И в конечном итоге это наслаждение вылилось в поток, волной окативший ее. Одно лишь движение бедер, и волна страсти захватила и его, закружила и унесла в страну, где нет ничего, кроме чувственности.

Была глубокая ночь. В дальнем углу спальни горела керосиновая лампа. Флинт не спал. Он смотрел на Дейн.

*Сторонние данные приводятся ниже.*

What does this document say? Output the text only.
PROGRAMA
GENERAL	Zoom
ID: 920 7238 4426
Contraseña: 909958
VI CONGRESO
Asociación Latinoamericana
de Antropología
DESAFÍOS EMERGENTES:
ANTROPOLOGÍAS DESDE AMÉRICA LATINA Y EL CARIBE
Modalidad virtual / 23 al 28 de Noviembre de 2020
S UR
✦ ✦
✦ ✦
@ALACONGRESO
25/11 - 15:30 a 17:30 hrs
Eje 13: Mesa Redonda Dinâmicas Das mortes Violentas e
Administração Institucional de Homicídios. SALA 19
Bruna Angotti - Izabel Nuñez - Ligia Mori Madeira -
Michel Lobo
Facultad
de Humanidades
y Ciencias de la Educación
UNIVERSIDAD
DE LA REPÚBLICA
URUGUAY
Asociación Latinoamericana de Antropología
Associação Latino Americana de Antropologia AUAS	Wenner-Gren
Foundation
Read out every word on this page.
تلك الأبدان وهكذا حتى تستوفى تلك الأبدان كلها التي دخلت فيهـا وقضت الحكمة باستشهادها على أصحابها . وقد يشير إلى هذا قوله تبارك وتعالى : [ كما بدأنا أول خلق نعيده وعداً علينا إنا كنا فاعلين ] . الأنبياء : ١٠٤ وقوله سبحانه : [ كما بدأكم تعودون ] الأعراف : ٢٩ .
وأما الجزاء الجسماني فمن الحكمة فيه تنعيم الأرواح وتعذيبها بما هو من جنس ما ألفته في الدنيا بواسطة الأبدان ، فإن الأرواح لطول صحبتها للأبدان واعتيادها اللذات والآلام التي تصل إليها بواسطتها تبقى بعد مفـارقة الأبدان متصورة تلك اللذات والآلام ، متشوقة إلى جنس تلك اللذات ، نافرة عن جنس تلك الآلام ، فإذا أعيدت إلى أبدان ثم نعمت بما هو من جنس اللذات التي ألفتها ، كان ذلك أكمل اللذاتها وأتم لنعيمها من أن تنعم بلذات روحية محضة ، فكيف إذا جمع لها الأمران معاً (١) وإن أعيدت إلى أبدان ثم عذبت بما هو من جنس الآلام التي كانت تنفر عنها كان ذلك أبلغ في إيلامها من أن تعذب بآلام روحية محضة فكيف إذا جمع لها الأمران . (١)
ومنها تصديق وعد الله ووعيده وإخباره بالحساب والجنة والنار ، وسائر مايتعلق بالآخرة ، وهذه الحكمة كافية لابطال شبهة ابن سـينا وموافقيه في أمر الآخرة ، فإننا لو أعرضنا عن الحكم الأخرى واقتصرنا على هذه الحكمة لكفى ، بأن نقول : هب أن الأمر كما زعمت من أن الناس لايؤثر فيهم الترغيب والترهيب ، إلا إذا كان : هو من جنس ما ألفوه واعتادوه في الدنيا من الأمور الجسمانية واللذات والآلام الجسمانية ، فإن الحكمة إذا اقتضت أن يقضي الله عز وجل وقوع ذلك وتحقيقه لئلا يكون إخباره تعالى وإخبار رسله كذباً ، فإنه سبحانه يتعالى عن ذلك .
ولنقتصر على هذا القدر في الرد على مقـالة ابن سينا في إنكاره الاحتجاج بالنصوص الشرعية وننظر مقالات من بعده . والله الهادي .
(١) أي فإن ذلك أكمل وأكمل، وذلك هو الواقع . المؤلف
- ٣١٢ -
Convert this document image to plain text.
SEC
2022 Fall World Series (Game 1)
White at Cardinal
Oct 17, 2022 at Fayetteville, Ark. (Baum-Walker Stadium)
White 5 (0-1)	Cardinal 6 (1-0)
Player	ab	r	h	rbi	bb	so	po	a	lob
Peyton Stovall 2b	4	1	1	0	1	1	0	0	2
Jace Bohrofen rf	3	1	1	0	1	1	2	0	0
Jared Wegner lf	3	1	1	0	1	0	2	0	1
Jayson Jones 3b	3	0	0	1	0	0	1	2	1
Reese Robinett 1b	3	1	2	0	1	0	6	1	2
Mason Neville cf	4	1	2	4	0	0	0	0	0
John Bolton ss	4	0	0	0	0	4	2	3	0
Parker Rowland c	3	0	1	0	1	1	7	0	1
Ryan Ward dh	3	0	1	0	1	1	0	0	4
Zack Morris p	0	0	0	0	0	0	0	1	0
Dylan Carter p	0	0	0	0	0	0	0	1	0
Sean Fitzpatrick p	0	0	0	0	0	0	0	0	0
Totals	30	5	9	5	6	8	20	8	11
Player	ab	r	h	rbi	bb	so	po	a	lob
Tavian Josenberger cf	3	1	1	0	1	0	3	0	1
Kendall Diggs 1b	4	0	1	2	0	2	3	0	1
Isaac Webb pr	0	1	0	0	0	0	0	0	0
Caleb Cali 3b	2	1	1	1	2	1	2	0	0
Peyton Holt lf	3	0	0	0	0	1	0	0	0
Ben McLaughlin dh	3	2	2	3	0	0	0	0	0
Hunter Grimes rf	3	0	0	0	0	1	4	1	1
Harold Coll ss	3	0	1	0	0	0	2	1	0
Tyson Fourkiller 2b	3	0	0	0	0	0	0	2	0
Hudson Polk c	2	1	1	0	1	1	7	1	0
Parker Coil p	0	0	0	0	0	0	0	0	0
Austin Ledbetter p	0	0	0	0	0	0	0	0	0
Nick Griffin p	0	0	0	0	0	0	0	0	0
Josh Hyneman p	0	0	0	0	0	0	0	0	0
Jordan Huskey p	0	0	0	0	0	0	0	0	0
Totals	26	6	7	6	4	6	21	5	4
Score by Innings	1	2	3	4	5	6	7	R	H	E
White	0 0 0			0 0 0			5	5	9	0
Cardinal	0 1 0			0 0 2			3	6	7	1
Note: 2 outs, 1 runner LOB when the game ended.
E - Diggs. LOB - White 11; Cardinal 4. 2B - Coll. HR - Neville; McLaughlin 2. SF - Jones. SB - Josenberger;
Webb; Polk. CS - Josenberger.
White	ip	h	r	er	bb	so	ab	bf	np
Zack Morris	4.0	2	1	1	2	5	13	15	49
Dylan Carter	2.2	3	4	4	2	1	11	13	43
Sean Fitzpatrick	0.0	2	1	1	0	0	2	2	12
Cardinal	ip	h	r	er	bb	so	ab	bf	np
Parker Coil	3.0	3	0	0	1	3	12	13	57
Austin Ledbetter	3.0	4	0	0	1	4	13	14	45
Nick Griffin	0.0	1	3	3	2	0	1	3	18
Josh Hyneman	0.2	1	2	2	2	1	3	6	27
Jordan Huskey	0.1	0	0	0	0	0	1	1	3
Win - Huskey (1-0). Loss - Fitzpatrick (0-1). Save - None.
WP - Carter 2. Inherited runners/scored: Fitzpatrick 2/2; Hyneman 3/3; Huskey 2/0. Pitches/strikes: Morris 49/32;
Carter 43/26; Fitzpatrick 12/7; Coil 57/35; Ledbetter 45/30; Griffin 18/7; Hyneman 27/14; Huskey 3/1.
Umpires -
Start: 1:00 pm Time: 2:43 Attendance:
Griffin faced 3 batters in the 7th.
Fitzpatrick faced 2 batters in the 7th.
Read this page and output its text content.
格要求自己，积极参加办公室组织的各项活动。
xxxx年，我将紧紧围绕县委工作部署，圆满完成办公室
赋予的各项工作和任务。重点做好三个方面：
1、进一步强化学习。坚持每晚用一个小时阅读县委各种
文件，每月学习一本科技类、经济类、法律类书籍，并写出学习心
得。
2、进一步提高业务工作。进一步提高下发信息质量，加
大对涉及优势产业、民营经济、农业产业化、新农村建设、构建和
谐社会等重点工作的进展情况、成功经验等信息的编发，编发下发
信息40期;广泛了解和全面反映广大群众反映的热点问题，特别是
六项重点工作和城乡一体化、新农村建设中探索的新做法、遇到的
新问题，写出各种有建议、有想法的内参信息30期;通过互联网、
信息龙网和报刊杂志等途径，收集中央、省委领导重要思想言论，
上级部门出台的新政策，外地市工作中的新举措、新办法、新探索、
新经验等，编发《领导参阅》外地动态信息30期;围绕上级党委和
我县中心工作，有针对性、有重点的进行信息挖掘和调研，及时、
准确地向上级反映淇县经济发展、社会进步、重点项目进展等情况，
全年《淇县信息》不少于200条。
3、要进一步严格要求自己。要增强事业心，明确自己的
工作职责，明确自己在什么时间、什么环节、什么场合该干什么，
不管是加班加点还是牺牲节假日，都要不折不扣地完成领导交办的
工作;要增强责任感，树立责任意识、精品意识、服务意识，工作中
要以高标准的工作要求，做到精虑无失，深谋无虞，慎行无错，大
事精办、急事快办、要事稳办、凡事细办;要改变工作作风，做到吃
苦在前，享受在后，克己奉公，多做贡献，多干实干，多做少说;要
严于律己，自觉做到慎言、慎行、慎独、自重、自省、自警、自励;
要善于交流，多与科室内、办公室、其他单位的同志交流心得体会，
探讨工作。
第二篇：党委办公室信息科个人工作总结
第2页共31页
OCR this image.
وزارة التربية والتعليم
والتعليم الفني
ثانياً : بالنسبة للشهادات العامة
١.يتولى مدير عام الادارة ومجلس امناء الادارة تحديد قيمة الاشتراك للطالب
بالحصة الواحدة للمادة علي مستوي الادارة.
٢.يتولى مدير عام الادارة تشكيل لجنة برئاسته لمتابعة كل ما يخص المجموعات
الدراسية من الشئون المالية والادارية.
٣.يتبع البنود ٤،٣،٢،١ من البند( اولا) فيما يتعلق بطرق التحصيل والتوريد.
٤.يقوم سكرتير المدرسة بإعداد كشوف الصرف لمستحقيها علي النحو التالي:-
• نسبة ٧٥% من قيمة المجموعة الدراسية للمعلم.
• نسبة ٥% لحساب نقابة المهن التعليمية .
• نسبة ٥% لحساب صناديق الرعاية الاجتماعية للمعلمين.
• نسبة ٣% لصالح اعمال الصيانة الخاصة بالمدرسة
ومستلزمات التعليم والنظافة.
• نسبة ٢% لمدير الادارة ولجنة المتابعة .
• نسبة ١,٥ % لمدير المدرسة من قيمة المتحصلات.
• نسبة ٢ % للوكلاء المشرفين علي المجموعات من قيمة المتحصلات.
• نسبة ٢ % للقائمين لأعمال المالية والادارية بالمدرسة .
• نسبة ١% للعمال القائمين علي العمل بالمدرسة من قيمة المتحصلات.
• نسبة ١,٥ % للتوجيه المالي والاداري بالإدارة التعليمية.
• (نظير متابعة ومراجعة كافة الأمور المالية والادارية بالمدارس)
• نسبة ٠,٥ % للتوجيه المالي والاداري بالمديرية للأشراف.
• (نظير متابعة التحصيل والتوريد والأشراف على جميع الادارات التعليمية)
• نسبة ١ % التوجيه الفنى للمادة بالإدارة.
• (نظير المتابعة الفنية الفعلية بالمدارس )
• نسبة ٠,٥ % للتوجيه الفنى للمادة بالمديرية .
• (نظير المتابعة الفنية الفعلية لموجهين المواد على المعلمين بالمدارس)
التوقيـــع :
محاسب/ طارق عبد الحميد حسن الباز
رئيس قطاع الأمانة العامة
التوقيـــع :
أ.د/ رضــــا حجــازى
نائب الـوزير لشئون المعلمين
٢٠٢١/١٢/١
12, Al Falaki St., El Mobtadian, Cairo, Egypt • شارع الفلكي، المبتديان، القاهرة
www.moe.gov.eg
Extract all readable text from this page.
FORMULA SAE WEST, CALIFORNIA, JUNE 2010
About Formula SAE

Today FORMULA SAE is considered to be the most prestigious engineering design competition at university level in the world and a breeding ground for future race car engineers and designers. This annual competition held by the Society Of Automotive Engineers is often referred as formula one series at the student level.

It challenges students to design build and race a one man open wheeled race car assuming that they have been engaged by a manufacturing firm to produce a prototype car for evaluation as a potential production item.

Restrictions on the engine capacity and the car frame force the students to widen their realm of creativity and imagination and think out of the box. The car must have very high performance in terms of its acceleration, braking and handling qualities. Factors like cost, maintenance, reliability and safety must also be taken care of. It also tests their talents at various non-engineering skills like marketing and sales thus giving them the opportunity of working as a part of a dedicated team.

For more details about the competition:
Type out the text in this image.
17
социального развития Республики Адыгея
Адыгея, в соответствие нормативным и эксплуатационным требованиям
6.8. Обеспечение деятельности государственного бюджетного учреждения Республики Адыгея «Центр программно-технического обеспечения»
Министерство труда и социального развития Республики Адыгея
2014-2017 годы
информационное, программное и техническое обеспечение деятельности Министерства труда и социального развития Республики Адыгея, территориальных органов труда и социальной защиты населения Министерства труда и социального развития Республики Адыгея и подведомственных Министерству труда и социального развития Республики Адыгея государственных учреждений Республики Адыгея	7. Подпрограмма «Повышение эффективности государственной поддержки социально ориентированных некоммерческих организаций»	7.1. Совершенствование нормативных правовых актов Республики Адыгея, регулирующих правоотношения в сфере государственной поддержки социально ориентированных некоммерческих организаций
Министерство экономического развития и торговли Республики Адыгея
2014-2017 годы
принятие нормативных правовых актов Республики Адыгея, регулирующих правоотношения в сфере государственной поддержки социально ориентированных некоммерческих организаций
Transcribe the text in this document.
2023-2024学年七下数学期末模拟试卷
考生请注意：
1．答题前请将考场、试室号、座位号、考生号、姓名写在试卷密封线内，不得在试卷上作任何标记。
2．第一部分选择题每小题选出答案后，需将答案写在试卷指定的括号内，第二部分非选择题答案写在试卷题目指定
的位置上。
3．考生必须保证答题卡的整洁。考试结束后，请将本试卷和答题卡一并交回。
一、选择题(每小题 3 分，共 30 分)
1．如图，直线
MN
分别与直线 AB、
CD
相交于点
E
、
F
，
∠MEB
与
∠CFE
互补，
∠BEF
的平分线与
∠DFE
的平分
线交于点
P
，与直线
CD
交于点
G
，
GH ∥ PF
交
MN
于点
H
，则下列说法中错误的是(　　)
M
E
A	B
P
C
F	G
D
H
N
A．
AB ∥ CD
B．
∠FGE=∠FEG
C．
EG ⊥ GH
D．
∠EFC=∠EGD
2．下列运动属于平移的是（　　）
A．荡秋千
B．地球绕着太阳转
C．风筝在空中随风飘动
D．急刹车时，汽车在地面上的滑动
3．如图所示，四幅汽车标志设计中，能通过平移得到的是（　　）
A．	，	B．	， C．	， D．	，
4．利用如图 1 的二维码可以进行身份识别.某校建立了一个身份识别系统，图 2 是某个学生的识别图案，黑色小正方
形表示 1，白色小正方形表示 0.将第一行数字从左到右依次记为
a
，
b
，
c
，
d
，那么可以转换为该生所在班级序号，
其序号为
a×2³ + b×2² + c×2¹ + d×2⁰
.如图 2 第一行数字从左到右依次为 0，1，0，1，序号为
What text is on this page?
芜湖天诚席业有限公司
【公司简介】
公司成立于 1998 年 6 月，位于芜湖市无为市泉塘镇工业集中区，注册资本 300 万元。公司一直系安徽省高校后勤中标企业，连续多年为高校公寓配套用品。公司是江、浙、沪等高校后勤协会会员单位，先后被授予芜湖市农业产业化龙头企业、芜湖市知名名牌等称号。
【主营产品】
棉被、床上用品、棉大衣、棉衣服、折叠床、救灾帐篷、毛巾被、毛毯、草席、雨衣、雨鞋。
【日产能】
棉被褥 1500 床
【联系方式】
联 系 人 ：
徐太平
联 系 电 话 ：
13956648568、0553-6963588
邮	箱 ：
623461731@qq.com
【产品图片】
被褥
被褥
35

Она лежала на спине, закинув руки за голову, грудь ее была обнажена.

И, как всегда, он был тверд как камень и полон желания лишь от того, что видел.

Месть была сладка, думал он. Он пришел за ней как противник и теперь не знал, сможет ли когда-нибудь отпустить ее от себя.

В своем маленьком раю на двоих они чувствовали себя первозданными созданиями Господа, здесь между ними ничего не стояло.

Ему не надо было думать о долгах и возможной засухе, о надсмотрщиках, о сорняках. Ему не надо было оценивать мотивы и махинации, мечты и решения.

Все, в чем он нуждался, было в ней. Его любовница, его возлюбленная, его Изабель, его Ева.

Дейн была готова принять его, она словно чувствовала желание мужа и реагировала на него неизменным и сильным возбуждением.

Сейчас игра в ожидание начнется снова. Игра, позволяющая продлить и заострить наслаждение.

Он сидел откинувшись на стуле у окна, демонстрируя свое возбуждение, она лежала в постели, томно потягиваясь и изредка призывно двигая бедрами. Но Флинт не был готов обладать ею. Он хотел лишь смотреть на нее, в то время как мог вспоминать ощущения от обладания ею, от того удовольствия, которое ей доставлял.

– Ты хочешь меня, Изабель?

– Так же сильно, как ты хочешь меня, мой сладкий, – задыхаясь, прошептала она.

– Иди сюда.

Ее тело таяло, истомленное желанием, повиновалось его воле, словно он был паша, а она – его рабыня. Дейн протянула руку и погладила его там.

– Такой твердый. Вполне готов для меня.

– Не вполне. Приготовь меня, Изабель.

Она почувствовала, как по телу пробежала волна предвкушения. Его блестящие глаза ласкали ее нагое тело. Все, что ей было нужно, – это стоять перед ним и позволять смотреть на себя, пока он не будет готов взорваться.

Но ей хотелось, чтобы он целовал ее. Дейн хотела, чтобы пальцы его ласкали ее напряженные соски, она хотела, чтобы он взорвался – прямо сейчас, и знала, как побудить его к этому.